- Theatrical release poster
- Directed by: William Castle
- Screenplay by: Elizabeth Wilson
- Story by: Elizabeth Wilson
- Produced by: Leonard Goldstein
- Starring: Macdonald Carey Alexis Smith Edgar Buchanan
- Cinematography: Irving Glassberg
- Edited by: Edward Curtiss
- Color process: Technicolor
- Production company: Universal Pictures
- Distributed by: Universal Pictures
- Release dates: October 12, 1951 (Iola, Kansas); December 7, 1951 (Los Angeles);
- Running time: 76 minutes
- Country: United States
- Language: English

= Cave of Outlaws =

1951 film by William Castle

Cave of Outlaws (also known as The Cave) is a 1951 American Western film directed by William Castle and starring Macdonald Carey and Alexis Smith.

==Plot==
In 1880, Pete Carver is a member of a gang that robs a train for gold. They flee to a cave, where a posse chases and kills all of them except Pete, who insists that he does not know where the gold has been stashed. Pete serves 15 years in prison, and after his release, he is tracked by Wells Fargo agent Dobbs, who believes that Pete will find the hidden gold.

==Cast==
- Macdonald Carey as Pete Carver
- Alexis Smith as Elizabeth Trent
- Edgar Buchanan as Dobbs
- Victor Jory as Ben Cross
- Hugh O'Brian as Garth
- Houseley Stevenson as Cooley
- Hugh Sanders as Sheriff
- Raymond Bond as Doc
- Robert Osterloh as Blackjack
- Russ Tamblyn as young Pete
==Production==
The film is based on original story and screenplay written by Elizabeth Wilson. Filming was to have begun in February 1951 with Howard Duff in the lead, but Duff injured his leg and was replaced by Macdonald Carey. The start date was delayed until March 26.

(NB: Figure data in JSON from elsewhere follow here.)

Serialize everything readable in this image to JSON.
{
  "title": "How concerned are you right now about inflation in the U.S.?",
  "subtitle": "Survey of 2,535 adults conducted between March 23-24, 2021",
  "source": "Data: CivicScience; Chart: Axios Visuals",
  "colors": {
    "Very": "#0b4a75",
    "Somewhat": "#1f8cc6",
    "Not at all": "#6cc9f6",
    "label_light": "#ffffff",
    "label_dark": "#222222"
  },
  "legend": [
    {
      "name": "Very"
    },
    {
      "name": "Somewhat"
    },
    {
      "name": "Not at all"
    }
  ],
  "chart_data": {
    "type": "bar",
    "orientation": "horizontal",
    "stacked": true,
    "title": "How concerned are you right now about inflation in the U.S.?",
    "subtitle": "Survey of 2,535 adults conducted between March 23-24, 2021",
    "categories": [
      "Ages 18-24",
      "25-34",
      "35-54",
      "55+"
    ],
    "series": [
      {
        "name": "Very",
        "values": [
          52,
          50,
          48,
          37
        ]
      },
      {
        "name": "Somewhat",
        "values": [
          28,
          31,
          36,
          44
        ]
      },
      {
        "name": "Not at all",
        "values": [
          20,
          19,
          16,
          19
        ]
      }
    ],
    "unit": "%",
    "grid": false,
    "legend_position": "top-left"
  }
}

The cave scenes were shot at the Carlsbad Caverns National Park in New Mexico in April. As the caves remained open to the general public during the day, the unit filmed at night.

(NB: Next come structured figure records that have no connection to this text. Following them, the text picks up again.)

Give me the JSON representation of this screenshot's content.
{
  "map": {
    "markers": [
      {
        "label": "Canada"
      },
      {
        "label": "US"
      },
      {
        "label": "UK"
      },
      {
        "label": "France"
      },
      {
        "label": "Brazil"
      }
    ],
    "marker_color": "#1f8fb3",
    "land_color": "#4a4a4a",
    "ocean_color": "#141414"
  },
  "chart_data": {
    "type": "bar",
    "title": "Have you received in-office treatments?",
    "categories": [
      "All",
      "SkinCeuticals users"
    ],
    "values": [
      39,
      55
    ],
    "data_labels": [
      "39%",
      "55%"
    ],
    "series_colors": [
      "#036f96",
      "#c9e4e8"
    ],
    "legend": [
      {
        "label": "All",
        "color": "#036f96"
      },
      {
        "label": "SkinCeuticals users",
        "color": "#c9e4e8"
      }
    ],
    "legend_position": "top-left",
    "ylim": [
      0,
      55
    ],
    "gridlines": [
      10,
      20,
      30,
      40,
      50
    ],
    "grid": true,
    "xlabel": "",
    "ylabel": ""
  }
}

Director William Castle wrote that "we lived underground like moles" and that "there was little excitement about the whole project".

==Text in opening credits==
"All the cave scenes in this production were actually photographed at the Carlsbad Caverns in New Mexico".

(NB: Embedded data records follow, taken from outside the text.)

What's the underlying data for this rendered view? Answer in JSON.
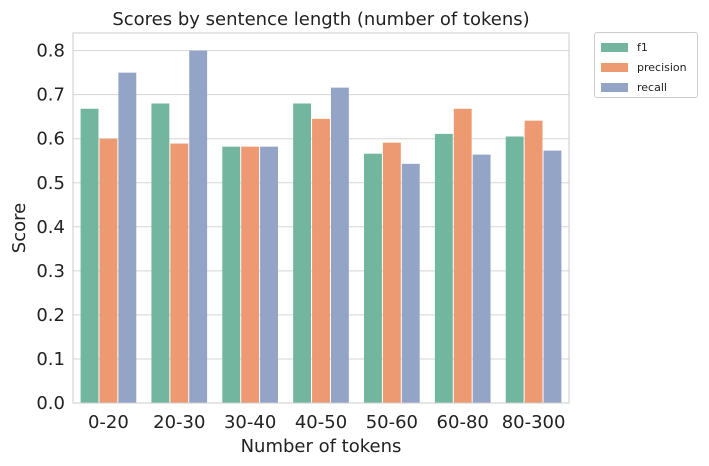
{
  "chart_data": {
    "type": "bar",
    "title": "Scores by sentence length (number of tokens)",
    "xlabel": "Number of tokens",
    "ylabel": "Score",
    "categories": [
      "0-20",
      "20-30",
      "30-40",
      "40-50",
      "50-60",
      "60-80",
      "80-300"
    ],
    "series": [
      {
        "name": "f1",
        "color": "#72b69f",
        "values": [
          0.668,
          0.68,
          0.582,
          0.68,
          0.566,
          0.611,
          0.605
        ]
      },
      {
        "name": "precision",
        "color": "#ed9a73",
        "values": [
          0.6,
          0.589,
          0.582,
          0.645,
          0.591,
          0.668,
          0.641
        ]
      },
      {
        "name": "recall",
        "color": "#94a4c6",
        "values": [
          0.75,
          0.8,
          0.582,
          0.716,
          0.543,
          0.564,
          0.573
        ]
      }
    ],
    "ylim": [
      0,
      0.84
    ],
    "yticks": [
      "0.0",
      "0.1",
      "0.2",
      "0.3",
      "0.4",
      "0.5",
      "0.6",
      "0.7",
      "0.8"
    ],
    "grid": "horizontal",
    "legend_position": "outside-top-right"
  }
}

"We gratefully acknowledge the assistance of the National Park Service of the United States Department of the Interior whose splendid cooperation made these scenes possible".

== Reception ==
In a contemporary review for the Chicago Tribune, critic Mae Tinee wrote: "Except for the fact that much of the action takes place in the Carlsbad caverns of New Mexico, this film is a routine second rater. The plot is both complicated and silly, embroidered with a good deal of cryptic conversation and what struck me as an unnecessary amount of violence. ... Caverns or no caverns, it's the same old stuff."